Jasia at Creative Gene discusses some of the financial costs associated with genetic genealogy. It appears that this will be a series of posts, and I’m very interested to see how the costs compare to traditional genealogical research. Note that Creative Gene is a member of The Genealogists, a Feedburner Network of some of today’s best genealogical blogs.
“DNA Decoding Maps Mainstream Future” is an article from the Wall Street Journal that analysizes the stiff competition for the $10,000, or $1000, or even the $100 genome. Four major contenders are identified, including “Illumina Inc., of San Diego; Applera Corp.’s Applied Biosystems unit in Foster City, Calif.; Roche Holding AG’s 454 Life Sciences in Branford, Conn.; and Helicos BioSciences Corp., of Cambridge, Mass.” (HT: Scienceroll):
“It currently costs between $300,000 and $3 million to sequence a genome. But with better chemicals and faster computers, the companies say, the cost will fall to $10,000 within a few years.”

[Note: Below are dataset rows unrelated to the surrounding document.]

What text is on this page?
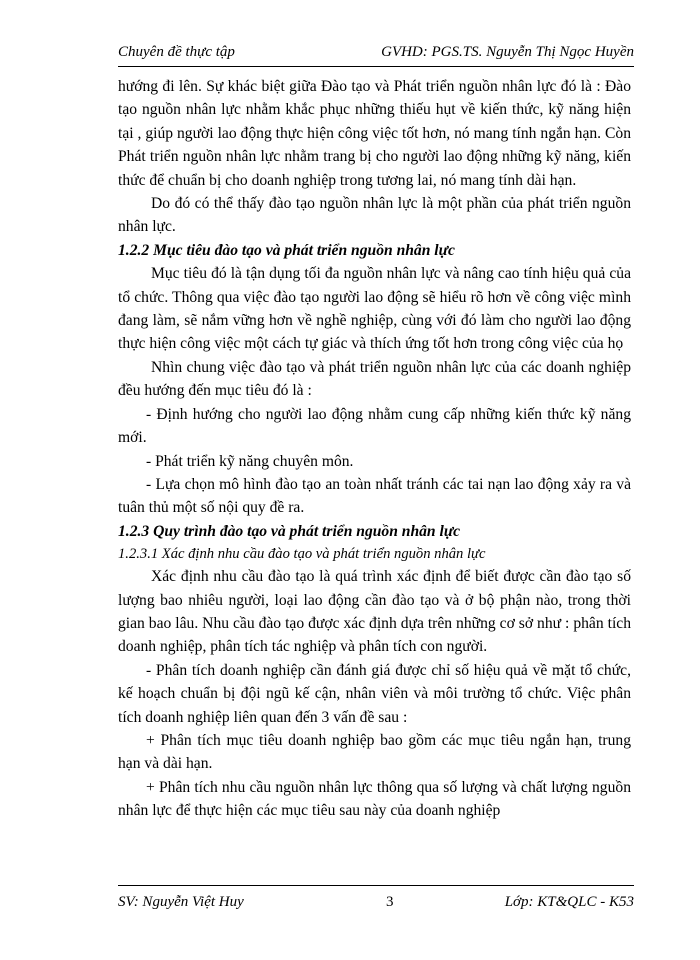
Chuyên đề thực tập	GVHD: PGS.TS. Nguyễn Thị Ngọc Huyền

hướng đi lên. Sự khác biệt giữa Đào tạo và Phát triển nguồn nhân lực đó là : Đào tạo nguồn nhân lực nhằm khắc phục những thiếu hụt về kiến thức, kỹ năng hiện tại , giúp người lao động thực hiện công việc tốt hơn, nó mang tính ngắn hạn. Còn Phát triển nguồn nhân lực nhằm trang bị cho người lao động những kỹ năng, kiến thức để chuẩn bị cho doanh nghiệp trong tương lai, nó mang tính dài hạn.

Do đó có thể thấy đào tạo nguồn nhân lực là một phần của phát triển nguồn nhân lực.

1.2.2 Mục tiêu đào tạo và phát triển nguồn nhân lực

Mục tiêu đó là tận dụng tối đa nguồn nhân lực và nâng cao tính hiệu quả của tổ chức. Thông qua việc đào tạo người lao động sẽ hiểu rõ hơn về công việc mình đang làm, sẽ nắm vững hơn về nghề nghiệp, cùng với đó làm cho người lao động thực hiện công việc một cách tự giác và thích ứng tốt hơn trong công việc của họ

Nhìn chung việc đào tạo và phát triển nguồn nhân lực của các doanh nghiệp đều hướng đến mục tiêu đó là :

- Định hướng cho người lao động nhằm cung cấp những kiến thức kỹ năng mới.

- Phát triển kỹ năng chuyên môn.

- Lựa chọn mô hình đào tạo an toàn nhất tránh các tai nạn lao động xảy ra và tuân thủ một số nội quy đề ra.

1.2.3 Quy trình đào tạo và phát triển nguồn nhân lực
1.2.3.1 Xác định nhu cầu đào tạo và phát triển nguồn nhân lực

Xác định nhu cầu đào tạo là quá trình xác định để biết được cần đào tạo số lượng bao nhiêu người, loại lao động cần đào tạo và ở bộ phận nào, trong thời gian bao lâu. Nhu cầu đào tạo được xác định dựa trên những cơ sở như : phân tích doanh nghiệp, phân tích tác nghiệp và phân tích con người.

- Phân tích doanh nghiệp cần đánh giá được chỉ số hiệu quả về mặt tổ chức, kế hoạch chuẩn bị đội ngũ kế cận, nhân viên và môi trường tổ chức. Việc phân tích doanh nghiệp liên quan đến 3 vấn đề sau :

+ Phân tích mục tiêu doanh nghiệp bao gồm các mục tiêu ngắn hạn, trung hạn và dài hạn.

+ Phân tích nhu cầu nguồn nhân lực thông qua số lượng và chất lượng nguồn nhân lực để thực hiện các mục tiêu sau này của doanh nghiệp

SV: Nguyễn Việt Huy	3	Lớp: KT&QLC - K53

Hsien at Eye On DNA has a podcast of Dr. George Church in “Futures in Biotech.” As you know, Dr. Church is the head of the Personal Genome Project, and one of the “First 10.”
“Scot to Bring DNA From Russia With Lermentov” is an article from scotsman.com which discusses Bryan Sykes’ plan to prove a link between Scots with the surname Learmonth, and Russians with the surname Lermentov. According to Sykes, up to 250,000 Russians may have Scottish blood:
“Russia now has thousands of Lermontovs. The Lermontov Society, founded 15 years ago, believes they are descended from George Learmonth, a Scottish adventurer who fought for the Poles but was captured by Russian forces in the late 17th century. As a mercenary soldier, he swapped sides and decided to stay on in Russia, where he married and started a family.
The Learmonth heraldic crest, first registered in Scotland in 1672, has very similar characteristics to the Lermontov crest, which first appeared in 1782. George’s descendants are likely to have changed their name to fit in with Russian society.”
A very interesting article, and yet another example of using genetic genealogy to answer real-life historical questions. (HT: Hsien).
So there you are, all the latest news in genetic genealogy!